Addressing the situation in Nagorno-Karabakh


Nagorno-Karabakh/Artsakh, 23 March 2022, photo by Irina Safaryan

Last few weeks the escalation of the situation in Nagorno-Karabakh is presenting us with the new realities of the NK conflict. The asymmetric power relations around the NK conflict are resulting in more push from the Azerbaijani side and more losses from the Armenian side. The long years of territorial integrity versus self-determination clashes are on the edge of breaking point. The situation also presents that the war is not over, as the Azerbaijani side now claims it to be.


With ongoing geopolitical shifts, the war in Ukraine it is not difficult to assume that the Azerbaijani side aims to gain more leverage and control over the situation in Karabakh. The strategy for this is to create more fears, vulnerabilities, and dependency among the Armenian population of Karabakh. The political precondition to stop that is the demand of Azerbaijan for the withdrawal of Armenian forces from NK, as they refer to the 2020 November agreement, Article 4. Article 4 states the withdrawal of Armenian troops and deployment of Russian Peacekeepers.

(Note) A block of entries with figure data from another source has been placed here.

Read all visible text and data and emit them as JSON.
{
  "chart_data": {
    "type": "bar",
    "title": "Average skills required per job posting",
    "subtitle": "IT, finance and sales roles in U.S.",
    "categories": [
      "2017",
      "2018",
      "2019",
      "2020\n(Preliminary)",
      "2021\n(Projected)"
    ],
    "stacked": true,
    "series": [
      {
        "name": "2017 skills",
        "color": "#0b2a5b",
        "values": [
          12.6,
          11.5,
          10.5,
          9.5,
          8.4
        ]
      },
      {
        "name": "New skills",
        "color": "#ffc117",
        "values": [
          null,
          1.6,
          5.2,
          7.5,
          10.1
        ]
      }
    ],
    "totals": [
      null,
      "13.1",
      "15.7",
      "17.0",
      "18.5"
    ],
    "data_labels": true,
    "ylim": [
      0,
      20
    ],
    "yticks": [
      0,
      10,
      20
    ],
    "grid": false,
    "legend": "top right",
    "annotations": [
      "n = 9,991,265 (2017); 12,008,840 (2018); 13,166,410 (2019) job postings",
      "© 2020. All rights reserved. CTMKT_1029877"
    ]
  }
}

Yet the vagueness of the document is that it does not indicate that the forces should leave the surrounding seven regions or NK as well. In any case, it is evident that the conflict sides will not refrain from arming themselves for purpose of defending their side. It is also evident that with the current war in Ukraine, Russian peacekeepers are less and less practical in keeping the “peace”.


Now everything comes down to the point that, with more than 30 years of conflict that the Armenian and Azerbaijani populations of Karabakh regions have been forced into, is the loop that they are unable to get out of. The pain and sufferings of neither side are contestable. However, with current power imbalances in favour of the Azerbaijani side now, the Armenian population of Nagorno-Karabakh is facing challenges and threats in their everyday life which should be stopped. If the situation carries on like this, it will leave us fuelled by revanchism, deepened grievances and an unresolved conflict.